ISS: International Staging System; R-ISS: revised International Staging System, LDH: Lactate dehydrogenase; β2m: β2microglobulin.

Table 2.

Characteristics of FDG-PET/CT parameters at baseline (before harmonization).

Baseline (n Patients) Overall (227) France (134) Italy (93) p-Value
Presence of FLs n (%) 165 (72.7) 99 (73.9) 66 (70.9) 0.652
Presence of EMD n (%) 17 (7.5) 13 (9.7) 4 (4.3) 0.199
BM SUVmax (Median [IQR]) 3.40 [2.63, 4.50] 3.70 [2.90, 4.97] 2.82 [2.29, 3.82] < 0.001
FL SUVmax (Median [IQR]) 5.60 [4.0, 8.5] 5.70 [4.45, 8.45] 5.34 [3.59, 8.56] 0.306
Liver SUVmax (Median [IQR]) 3.27 [2.79, 3.87] 3.28 [2.80, 3.90] 3.26 [2.52, 3.86] 0.248
Mediastinal SUVmean (Median [IQR]) 1.56 [1.33, 1.80] 1.54 [1.34, 1.72] 1.58 [1.27, 1.86] 0.768
Bone SUVmax (Median [IQR]) 5.00 [3.45, 7.89] 5.20 [3.8, 8.00] 4.30 [1.06, 7.44] 0.01

FLs: focal lesions; BM: bone marrow; EMD: extra-medullary disease; SUV: standard uptake value.

2.2. After M-Combat Harmonization

After harmonization by M-Combat, univariate analysis revealed age and male gender negatively affect PFS (p = 0.035 and p = 0.40 respectively). Patients without EMD had a longer PFS compared to patients with EMD (median PFS: 48 months vs 20 months; p = 0.033) (Figure 1) but no significant difference was observed on OS.

Figure 1.

Figure 1

Progression free survival according to EMD at baseline.

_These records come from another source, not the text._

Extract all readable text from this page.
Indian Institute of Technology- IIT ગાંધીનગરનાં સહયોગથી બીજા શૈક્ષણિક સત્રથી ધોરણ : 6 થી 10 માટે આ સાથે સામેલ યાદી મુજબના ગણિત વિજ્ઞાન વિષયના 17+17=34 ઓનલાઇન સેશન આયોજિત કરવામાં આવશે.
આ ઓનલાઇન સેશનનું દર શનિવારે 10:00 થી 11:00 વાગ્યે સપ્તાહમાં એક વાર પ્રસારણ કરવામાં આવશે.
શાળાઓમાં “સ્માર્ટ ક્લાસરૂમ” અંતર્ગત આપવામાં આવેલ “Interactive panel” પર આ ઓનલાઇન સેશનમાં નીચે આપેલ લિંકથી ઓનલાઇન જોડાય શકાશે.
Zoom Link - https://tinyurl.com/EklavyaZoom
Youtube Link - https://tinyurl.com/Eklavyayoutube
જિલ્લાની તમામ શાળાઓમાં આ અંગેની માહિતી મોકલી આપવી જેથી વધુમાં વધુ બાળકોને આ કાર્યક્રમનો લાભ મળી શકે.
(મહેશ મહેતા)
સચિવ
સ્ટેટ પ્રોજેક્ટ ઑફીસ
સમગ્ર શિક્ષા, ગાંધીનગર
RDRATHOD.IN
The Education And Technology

The autograft treatment arm also had improved PFS compared to the medical arm (median PFS: 57 months vs 43 months; p = 0.038). Baseline FLs SUVmax and bone SUVmax significantly affected PFS and OS: PFS was shorter for patients with baseline FLs SUVmax higher than 2.9 and bone SUVmax higher than 3.4 (respectively, median PFS: 44 months vs 61 months, p = 0.019; 45 months vs not reached, p = 0.012) (Figure 2A,B). For OS, FLs SUVmax and bone SUVmax higher than 6.3 and 7.1 respectively were pejorative (p = 0.017 and p = 0.007 respectively) (Figure 2C,D).

Figure 2.

Figure 2

Progression free survival according to FL SUVmax (A) and Bone SUVmax (B) at baseline; Overall survival according to FL SUVmax (C) and bone SUVmax (D) at baseline.

A baseline BM SUVmax higher than 5.9 also negatively affects OS (p = 0.013) (Figure 3).

Figure 3.

Figure 3

Overall survival according to BM SUVmax at baseline.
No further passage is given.